The main demand drivers in Glenfield Park are a median household income of $78,416/year, a dwelling mix that is 87% separate houses, roughly 1 schools and 2 parks within the catchment. Together these shape both owner-occupier and tenant demand and are the factors we weight most heavily in the suburb's investment score.
Glenfield Park has a usual resident population of approximately 5,078, compared with a New South Wales suburb median of 5,325 — placing it in the lower half of the state's suburbs by size. Population is the clearest proxy for market depth: more residents mean more transactions and typically a shorter average days-on-market on resale.

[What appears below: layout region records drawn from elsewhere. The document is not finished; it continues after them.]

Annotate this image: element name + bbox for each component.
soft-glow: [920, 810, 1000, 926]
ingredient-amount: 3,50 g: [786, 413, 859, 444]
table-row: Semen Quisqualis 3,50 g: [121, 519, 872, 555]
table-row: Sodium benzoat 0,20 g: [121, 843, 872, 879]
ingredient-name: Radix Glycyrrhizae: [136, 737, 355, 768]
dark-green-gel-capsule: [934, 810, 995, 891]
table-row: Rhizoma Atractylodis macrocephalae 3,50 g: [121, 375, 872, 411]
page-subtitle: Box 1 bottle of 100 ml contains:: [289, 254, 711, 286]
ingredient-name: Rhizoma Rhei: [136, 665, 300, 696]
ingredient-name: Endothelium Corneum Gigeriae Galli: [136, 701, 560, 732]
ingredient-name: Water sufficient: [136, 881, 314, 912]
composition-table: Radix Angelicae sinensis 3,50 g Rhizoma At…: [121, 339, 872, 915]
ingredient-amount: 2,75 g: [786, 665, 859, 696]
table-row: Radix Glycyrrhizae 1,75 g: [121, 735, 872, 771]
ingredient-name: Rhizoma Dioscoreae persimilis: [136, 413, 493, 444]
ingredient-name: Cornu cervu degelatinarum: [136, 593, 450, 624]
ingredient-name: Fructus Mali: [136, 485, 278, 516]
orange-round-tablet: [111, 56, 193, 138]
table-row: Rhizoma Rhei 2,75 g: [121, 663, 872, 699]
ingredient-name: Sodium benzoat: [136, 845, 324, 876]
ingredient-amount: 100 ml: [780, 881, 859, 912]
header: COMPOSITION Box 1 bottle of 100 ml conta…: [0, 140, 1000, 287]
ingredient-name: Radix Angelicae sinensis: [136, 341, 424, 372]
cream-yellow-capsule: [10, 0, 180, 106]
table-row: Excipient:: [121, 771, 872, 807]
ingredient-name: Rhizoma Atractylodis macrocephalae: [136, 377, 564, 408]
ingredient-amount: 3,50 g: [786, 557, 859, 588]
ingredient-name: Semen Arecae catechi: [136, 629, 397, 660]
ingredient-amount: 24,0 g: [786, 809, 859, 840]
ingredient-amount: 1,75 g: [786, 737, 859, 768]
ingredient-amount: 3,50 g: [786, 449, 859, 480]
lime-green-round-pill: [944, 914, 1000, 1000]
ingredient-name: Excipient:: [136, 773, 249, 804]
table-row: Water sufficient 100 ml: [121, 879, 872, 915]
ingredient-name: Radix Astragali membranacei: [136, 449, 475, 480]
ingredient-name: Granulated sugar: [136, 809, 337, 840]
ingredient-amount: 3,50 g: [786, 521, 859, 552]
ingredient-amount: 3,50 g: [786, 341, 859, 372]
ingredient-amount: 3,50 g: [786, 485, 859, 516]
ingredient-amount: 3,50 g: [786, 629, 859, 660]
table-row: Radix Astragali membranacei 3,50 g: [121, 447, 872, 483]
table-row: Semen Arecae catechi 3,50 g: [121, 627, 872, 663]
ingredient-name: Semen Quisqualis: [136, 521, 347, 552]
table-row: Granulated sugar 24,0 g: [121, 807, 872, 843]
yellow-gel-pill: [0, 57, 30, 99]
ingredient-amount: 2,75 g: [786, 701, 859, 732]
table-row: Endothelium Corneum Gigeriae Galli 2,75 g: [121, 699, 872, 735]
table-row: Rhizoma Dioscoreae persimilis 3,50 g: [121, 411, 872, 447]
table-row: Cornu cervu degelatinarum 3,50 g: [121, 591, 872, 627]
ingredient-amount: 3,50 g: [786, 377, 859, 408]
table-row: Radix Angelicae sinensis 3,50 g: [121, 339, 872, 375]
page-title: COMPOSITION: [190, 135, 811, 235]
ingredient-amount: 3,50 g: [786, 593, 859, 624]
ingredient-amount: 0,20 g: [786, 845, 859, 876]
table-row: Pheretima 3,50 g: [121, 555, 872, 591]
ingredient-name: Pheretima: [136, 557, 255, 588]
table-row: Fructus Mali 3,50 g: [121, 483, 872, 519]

Glenfield Park sits 382 km straight-line from the Sydney CBD. This is a regional market where CBD distance is only indicative — local industry diversity and commute alternatives matter more.

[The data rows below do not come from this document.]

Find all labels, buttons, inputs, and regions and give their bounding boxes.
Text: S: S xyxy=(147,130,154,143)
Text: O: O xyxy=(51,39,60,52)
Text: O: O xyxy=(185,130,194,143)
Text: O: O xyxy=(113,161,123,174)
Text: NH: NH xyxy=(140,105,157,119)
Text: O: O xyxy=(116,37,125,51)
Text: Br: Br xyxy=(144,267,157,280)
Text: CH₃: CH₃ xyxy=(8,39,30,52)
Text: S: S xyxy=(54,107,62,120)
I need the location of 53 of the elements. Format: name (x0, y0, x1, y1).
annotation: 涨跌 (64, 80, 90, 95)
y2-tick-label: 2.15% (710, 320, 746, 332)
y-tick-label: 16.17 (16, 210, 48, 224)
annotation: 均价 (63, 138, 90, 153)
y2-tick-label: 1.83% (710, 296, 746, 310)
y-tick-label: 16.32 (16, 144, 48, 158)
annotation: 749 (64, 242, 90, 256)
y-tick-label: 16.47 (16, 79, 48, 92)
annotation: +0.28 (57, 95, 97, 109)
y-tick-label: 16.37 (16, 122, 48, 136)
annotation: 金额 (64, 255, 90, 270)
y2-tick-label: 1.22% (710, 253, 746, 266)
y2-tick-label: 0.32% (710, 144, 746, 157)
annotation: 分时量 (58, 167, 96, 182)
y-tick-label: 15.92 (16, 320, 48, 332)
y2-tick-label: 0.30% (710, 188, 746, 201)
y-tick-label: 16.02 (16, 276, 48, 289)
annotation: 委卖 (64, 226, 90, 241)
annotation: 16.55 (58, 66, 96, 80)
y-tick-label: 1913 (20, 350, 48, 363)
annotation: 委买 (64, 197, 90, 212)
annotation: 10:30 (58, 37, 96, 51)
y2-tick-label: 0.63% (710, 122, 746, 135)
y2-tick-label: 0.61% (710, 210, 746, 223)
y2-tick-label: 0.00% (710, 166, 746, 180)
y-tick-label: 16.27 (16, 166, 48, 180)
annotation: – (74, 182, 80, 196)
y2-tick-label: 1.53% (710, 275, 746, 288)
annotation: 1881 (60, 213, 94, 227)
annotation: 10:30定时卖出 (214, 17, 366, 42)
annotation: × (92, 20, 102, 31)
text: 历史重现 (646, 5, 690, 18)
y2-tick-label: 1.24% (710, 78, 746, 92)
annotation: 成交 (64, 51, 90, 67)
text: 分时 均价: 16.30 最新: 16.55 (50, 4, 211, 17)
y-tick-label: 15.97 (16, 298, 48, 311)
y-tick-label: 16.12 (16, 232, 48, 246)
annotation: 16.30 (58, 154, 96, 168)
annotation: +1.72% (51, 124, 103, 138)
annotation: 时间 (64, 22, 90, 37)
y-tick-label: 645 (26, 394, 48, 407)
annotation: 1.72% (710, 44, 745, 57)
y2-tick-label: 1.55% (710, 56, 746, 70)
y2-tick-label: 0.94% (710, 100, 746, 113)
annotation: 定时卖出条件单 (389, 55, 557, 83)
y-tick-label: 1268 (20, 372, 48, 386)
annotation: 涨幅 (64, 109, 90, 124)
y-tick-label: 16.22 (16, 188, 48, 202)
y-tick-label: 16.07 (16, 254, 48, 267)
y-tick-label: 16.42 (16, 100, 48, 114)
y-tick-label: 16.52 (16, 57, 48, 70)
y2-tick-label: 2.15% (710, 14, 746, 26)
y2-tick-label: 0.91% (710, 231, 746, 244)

The most recent census recorded a median weekly rent of $330 in Glenfield Park, equating to approximately $17,160/year in gross rental income (state median $430/week). Market rents have typically drifted above the recorded figure — verify against current listings on realestate.com.au and Domain before making an offer.
The median monthly mortgage repayment in Glenfield Park is $1,406, or approximately $16,872/year (vs $2,167/month state median). Stress-test your own borrowing at rates 1–2 percentage points above today's to make sure you can still service the loan through an RBA tightening cycle.
A median weekly rent of $330 works out to $1,430/month, covering 102% of the median mortgage repayment of $1,406/month. That means rent exceeds the median repayment by roughly $24/month, so on these numbers Glenfield Park leans cash-flow-positive before accounting for strata, council rates, insurance and maintenance. Actual cash flow depends on your deposit, loan terms, ownership costs and marginal tax rate — run the full numbers in our rental yield calculator.
The main risks are interest-rate sensitivity on the $1,406 median mortgage, below-median household incomes ($78,416 vs $97,552 state median), the broader New South Wales market cycle. Each of these is covered in the Risk Factors section above with suburb-specific numbers rather than generic warnings.
Every number on this page comes from the ABS 2021 Census of Population and Housing, Australia Post postcode reference data, and OpenStreetMap amenity tiles. The investment score, strategy verdicts, and comparison table are computed deterministically from those inputs — no opinion, no estimation. See our full methodology and the data sources and licences for the formulas we use.